Plastic surgeons see rise in AI-generated beauty requests
Patients using AI image generators have 'significantly higher' expectations
A 60-year-old woman sat across from Dr Sachin Shridharani's desk and showed him an image. It wasn't a photo of a celebrity or an influencer it was an AI-generated version of herself. Flawless skin, sharp jaw, ageless features.
"She wanted to look like her granddaughter, forty years younger," Shridharani, a Manhattan plastic surgeon, recalled.
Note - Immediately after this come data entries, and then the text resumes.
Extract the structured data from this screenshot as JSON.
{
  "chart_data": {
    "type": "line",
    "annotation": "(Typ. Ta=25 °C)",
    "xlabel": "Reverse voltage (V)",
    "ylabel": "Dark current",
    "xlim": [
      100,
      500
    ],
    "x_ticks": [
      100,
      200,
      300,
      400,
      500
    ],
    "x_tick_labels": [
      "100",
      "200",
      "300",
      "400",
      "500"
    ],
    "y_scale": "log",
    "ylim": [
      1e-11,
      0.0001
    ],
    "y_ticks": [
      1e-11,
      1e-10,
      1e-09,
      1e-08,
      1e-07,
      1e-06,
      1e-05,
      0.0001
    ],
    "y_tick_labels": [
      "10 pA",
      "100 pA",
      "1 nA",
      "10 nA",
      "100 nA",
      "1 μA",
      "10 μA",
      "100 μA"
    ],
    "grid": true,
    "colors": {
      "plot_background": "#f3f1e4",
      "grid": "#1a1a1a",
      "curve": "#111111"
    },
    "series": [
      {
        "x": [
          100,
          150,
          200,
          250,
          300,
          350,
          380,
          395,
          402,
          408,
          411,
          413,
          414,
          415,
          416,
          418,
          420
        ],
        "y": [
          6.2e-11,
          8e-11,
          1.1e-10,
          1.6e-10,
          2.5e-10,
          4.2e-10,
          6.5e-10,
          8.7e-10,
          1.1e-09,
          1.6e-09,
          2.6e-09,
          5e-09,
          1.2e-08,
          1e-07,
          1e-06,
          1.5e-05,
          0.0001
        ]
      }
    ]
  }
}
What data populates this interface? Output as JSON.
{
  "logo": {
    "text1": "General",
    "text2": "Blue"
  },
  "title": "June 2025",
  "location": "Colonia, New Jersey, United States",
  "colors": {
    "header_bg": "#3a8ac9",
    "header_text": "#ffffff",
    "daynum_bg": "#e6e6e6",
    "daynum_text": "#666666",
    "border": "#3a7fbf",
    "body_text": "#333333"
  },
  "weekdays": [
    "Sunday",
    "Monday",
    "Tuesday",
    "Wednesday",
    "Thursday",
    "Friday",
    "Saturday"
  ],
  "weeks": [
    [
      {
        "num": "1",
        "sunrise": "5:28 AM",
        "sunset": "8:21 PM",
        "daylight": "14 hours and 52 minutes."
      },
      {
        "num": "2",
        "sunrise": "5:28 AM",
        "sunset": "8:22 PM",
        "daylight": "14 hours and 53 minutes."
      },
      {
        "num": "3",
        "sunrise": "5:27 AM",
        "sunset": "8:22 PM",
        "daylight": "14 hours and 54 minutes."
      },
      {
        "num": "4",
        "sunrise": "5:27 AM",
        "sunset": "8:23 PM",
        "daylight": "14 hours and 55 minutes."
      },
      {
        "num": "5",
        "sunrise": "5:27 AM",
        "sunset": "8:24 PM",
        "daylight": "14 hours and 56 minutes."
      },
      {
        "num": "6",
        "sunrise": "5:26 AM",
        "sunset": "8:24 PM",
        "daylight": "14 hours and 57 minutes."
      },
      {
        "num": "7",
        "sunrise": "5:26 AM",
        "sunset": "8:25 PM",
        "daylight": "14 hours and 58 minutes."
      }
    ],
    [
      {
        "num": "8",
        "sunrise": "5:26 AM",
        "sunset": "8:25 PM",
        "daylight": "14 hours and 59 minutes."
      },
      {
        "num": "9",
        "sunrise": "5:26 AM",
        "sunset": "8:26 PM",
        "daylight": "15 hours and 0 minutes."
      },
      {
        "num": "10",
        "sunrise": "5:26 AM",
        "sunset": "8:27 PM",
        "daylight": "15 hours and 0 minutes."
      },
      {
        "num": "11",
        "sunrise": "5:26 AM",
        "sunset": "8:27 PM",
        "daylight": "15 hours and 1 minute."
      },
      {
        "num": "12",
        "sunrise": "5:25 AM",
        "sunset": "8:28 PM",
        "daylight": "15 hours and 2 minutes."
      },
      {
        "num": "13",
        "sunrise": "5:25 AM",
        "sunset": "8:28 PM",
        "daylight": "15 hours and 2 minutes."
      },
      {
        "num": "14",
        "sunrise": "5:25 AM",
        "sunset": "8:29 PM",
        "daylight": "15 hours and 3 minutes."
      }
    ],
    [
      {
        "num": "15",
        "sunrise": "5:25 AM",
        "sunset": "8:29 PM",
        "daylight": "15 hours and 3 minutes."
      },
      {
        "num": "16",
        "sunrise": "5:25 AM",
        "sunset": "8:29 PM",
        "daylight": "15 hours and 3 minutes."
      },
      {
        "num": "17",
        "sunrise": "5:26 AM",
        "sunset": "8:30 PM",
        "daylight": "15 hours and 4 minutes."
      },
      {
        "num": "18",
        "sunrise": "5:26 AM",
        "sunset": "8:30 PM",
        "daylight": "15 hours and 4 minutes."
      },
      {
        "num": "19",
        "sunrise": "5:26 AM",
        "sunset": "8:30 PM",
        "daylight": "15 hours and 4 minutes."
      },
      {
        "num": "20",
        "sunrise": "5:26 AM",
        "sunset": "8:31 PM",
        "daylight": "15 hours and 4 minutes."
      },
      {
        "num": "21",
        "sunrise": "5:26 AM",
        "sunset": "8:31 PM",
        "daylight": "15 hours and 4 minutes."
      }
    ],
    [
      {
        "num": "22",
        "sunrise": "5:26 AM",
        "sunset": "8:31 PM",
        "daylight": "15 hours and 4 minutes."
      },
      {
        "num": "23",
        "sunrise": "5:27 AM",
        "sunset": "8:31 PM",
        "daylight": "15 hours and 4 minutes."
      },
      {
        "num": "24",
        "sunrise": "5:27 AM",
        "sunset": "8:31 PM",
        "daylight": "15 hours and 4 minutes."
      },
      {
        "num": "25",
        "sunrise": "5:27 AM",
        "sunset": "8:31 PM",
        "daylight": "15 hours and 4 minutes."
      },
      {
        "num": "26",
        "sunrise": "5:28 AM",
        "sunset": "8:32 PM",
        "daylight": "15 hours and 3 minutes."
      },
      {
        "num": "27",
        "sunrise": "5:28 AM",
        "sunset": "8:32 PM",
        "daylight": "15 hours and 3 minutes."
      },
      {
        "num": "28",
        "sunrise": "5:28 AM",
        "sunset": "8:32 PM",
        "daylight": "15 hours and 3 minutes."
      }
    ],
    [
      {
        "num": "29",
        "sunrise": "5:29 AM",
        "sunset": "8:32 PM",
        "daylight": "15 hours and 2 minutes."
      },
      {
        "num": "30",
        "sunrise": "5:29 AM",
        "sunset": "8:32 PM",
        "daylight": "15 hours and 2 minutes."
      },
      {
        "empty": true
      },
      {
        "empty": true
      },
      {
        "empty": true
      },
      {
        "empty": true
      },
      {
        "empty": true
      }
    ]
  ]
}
The gap between what the AI promised and what surgery could deliver was enormous.
Patients are walking into cosmetic surgeons offices with AI generated pictures from ChatGPT, specialised apps, and AI filters asking the doctor to recreate these impossible versions of themselves, you know, like a shortcut that got out of hand or something.
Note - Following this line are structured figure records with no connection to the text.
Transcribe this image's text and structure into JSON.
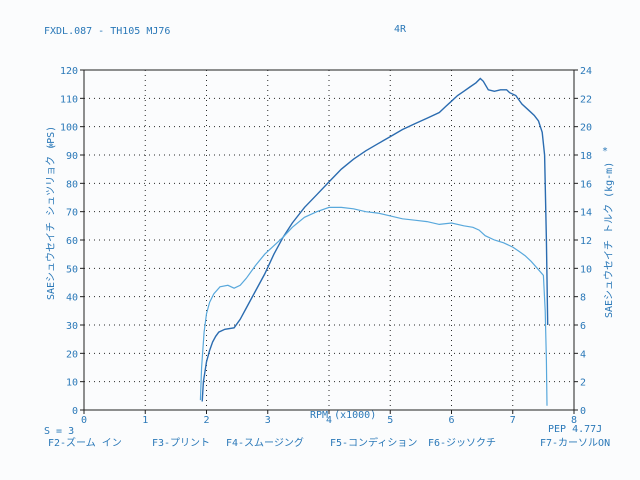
{
  "header": {
    "left": "FXDL.087 -  TH105 MJ76",
    "center": "4R"
  },
  "axes": {
    "xlabel": "RPM (x1000)",
    "ylabel_left": "SAEシュウセイチ シュツリョク (PS)",
    "ylabel_right": "SAEシュウセイチ トルク (kg-m)",
    "left_marker": "*",
    "right_marker": "*"
  },
  "footer": {
    "smoothing": "S = 3",
    "pep": "PEP 4.77J",
    "keys": [
      "F2-ズーム イン",
      "F3-プリント",
      "F4-スムージング",
      "F5-コンディション",
      "F6-ジッソクチ",
      "F7-カーソルON"
    ]
  },
  "colors": {
    "power": "#2b6cb0",
    "torque": "#58a8dc",
    "text": "#2a78b8",
    "frame": "#1f1f1f"
  },
  "chart_data": {
    "type": "line",
    "xlabel": "RPM (x1000)",
    "ylabel": "SAEシュウセイチ シュツリョク (PS)",
    "y2label": "SAEシュウセイチ トルク (kg-m)",
    "xlim": [
      0,
      8
    ],
    "ylim": [
      0,
      120
    ],
    "y2lim": [
      0,
      24
    ],
    "x_ticks": [
      0,
      1,
      2,
      3,
      4,
      5,
      6,
      7,
      8
    ],
    "y_ticks": [
      0,
      10,
      20,
      30,
      40,
      50,
      60,
      70,
      80,
      90,
      100,
      110,
      120
    ],
    "y2_ticks": [
      0,
      2,
      4,
      6,
      8,
      10,
      12,
      14,
      16,
      18,
      20,
      22,
      24
    ],
    "grid": true,
    "series": [
      {
        "axis": "left",
        "points": [
          [
            1.93,
            3
          ],
          [
            1.95,
            10
          ],
          [
            2.0,
            17
          ],
          [
            2.05,
            21
          ],
          [
            2.1,
            24
          ],
          [
            2.15,
            26
          ],
          [
            2.2,
            27.5
          ],
          [
            2.3,
            28.5
          ],
          [
            2.45,
            29
          ],
          [
            2.55,
            32
          ],
          [
            2.65,
            36
          ],
          [
            2.8,
            42
          ],
          [
            2.95,
            48
          ],
          [
            3.1,
            55
          ],
          [
            3.25,
            61
          ],
          [
            3.4,
            66
          ],
          [
            3.6,
            71.5
          ],
          [
            3.8,
            76
          ],
          [
            4.0,
            80.5
          ],
          [
            4.2,
            85
          ],
          [
            4.4,
            88.5
          ],
          [
            4.6,
            91.5
          ],
          [
            4.8,
            94
          ],
          [
            5.0,
            96.5
          ],
          [
            5.2,
            99
          ],
          [
            5.4,
            101
          ],
          [
            5.6,
            103
          ],
          [
            5.8,
            105
          ],
          [
            5.9,
            107
          ],
          [
            6.0,
            109
          ],
          [
            6.1,
            111
          ],
          [
            6.2,
            112.5
          ],
          [
            6.3,
            114
          ],
          [
            6.4,
            115.5
          ],
          [
            6.47,
            117
          ],
          [
            6.52,
            116
          ],
          [
            6.6,
            113
          ],
          [
            6.7,
            112.5
          ],
          [
            6.8,
            113
          ],
          [
            6.9,
            113
          ],
          [
            6.95,
            112
          ],
          [
            7.05,
            111
          ],
          [
            7.15,
            108
          ],
          [
            7.25,
            106
          ],
          [
            7.35,
            104
          ],
          [
            7.42,
            102
          ],
          [
            7.48,
            98
          ],
          [
            7.52,
            90
          ],
          [
            7.55,
            60
          ],
          [
            7.57,
            30
          ]
        ]
      },
      {
        "axis": "right",
        "points": [
          [
            1.9,
            0.7
          ],
          [
            1.92,
            3
          ],
          [
            1.96,
            5.5
          ],
          [
            2.0,
            6.8
          ],
          [
            2.05,
            7.6
          ],
          [
            2.12,
            8.2
          ],
          [
            2.22,
            8.7
          ],
          [
            2.35,
            8.8
          ],
          [
            2.45,
            8.6
          ],
          [
            2.55,
            8.8
          ],
          [
            2.65,
            9.3
          ],
          [
            2.8,
            10.2
          ],
          [
            2.95,
            11.0
          ],
          [
            3.1,
            11.6
          ],
          [
            3.25,
            12.2
          ],
          [
            3.4,
            12.9
          ],
          [
            3.6,
            13.6
          ],
          [
            3.8,
            14.0
          ],
          [
            4.0,
            14.3
          ],
          [
            4.2,
            14.3
          ],
          [
            4.4,
            14.2
          ],
          [
            4.6,
            14.0
          ],
          [
            4.8,
            13.9
          ],
          [
            5.0,
            13.7
          ],
          [
            5.2,
            13.5
          ],
          [
            5.4,
            13.4
          ],
          [
            5.6,
            13.3
          ],
          [
            5.8,
            13.1
          ],
          [
            6.0,
            13.2
          ],
          [
            6.2,
            13.0
          ],
          [
            6.35,
            12.9
          ],
          [
            6.45,
            12.7
          ],
          [
            6.55,
            12.3
          ],
          [
            6.7,
            12.0
          ],
          [
            6.85,
            11.8
          ],
          [
            7.0,
            11.5
          ],
          [
            7.1,
            11.2
          ],
          [
            7.2,
            10.9
          ],
          [
            7.3,
            10.5
          ],
          [
            7.4,
            10.0
          ],
          [
            7.5,
            9.5
          ],
          [
            7.53,
            7.0
          ],
          [
            7.55,
            3.5
          ],
          [
            7.56,
            0.3
          ]
        ]
      }
    ]
  }
}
Dr Rachel Westbay, a cosmetic dermatologist on the Upper East Side, in an interview with Business Insider said one patient’s AI image was a “caricature”: cartoonish lips, enlarged doll-like eyes. It’s like saying “I want to look like Ariel from The Little Mermaid” she said, as if that’s a direct, simple request.
Then there’s a 2024 survey from Beth Israel Deaconess Medical Center, where they found that people who used AI image enhancers had “significantly higher” expectations for plastic surgery results than patients who didn’t.
AI image generators tend to produce what doctors call the "Bratz doll" aesthetic: plumped lips, oversized eyes, defined jawlines. The technology doesn't account for individual facial structure, ethnicity, or surgical balance.
"There is no procedure I can do to enlarge eye size," Westbay explained. "Even if we could make it happen, it would have people looking at you like a cartoon." Complex procedures like rhinoplasties are especially problematic. AI struggles with the three-dimensional intricacy of nose reshaping, often producing results that are surgically impossible.
Dr Steven Williams, president of the American Society of Plastic Surgeons, has seen patients arrive with AI visions of breast augmentations, body contouring, and facelifts. His assessment: "Pixels are easier than surgery." The constraint isn't imagination it's physics, anatomy, and safety.
This isn't the first time patients have brought reference images to surgery consultations. Years ago, Vogue cutouts were common. A 2019 study by the American Academy of Facial Plastic and Reconstructive Surgery found 72% of surgeons had patients requesting procedures to improve selfies a phenomenon termed "Snapchat dysmorphia."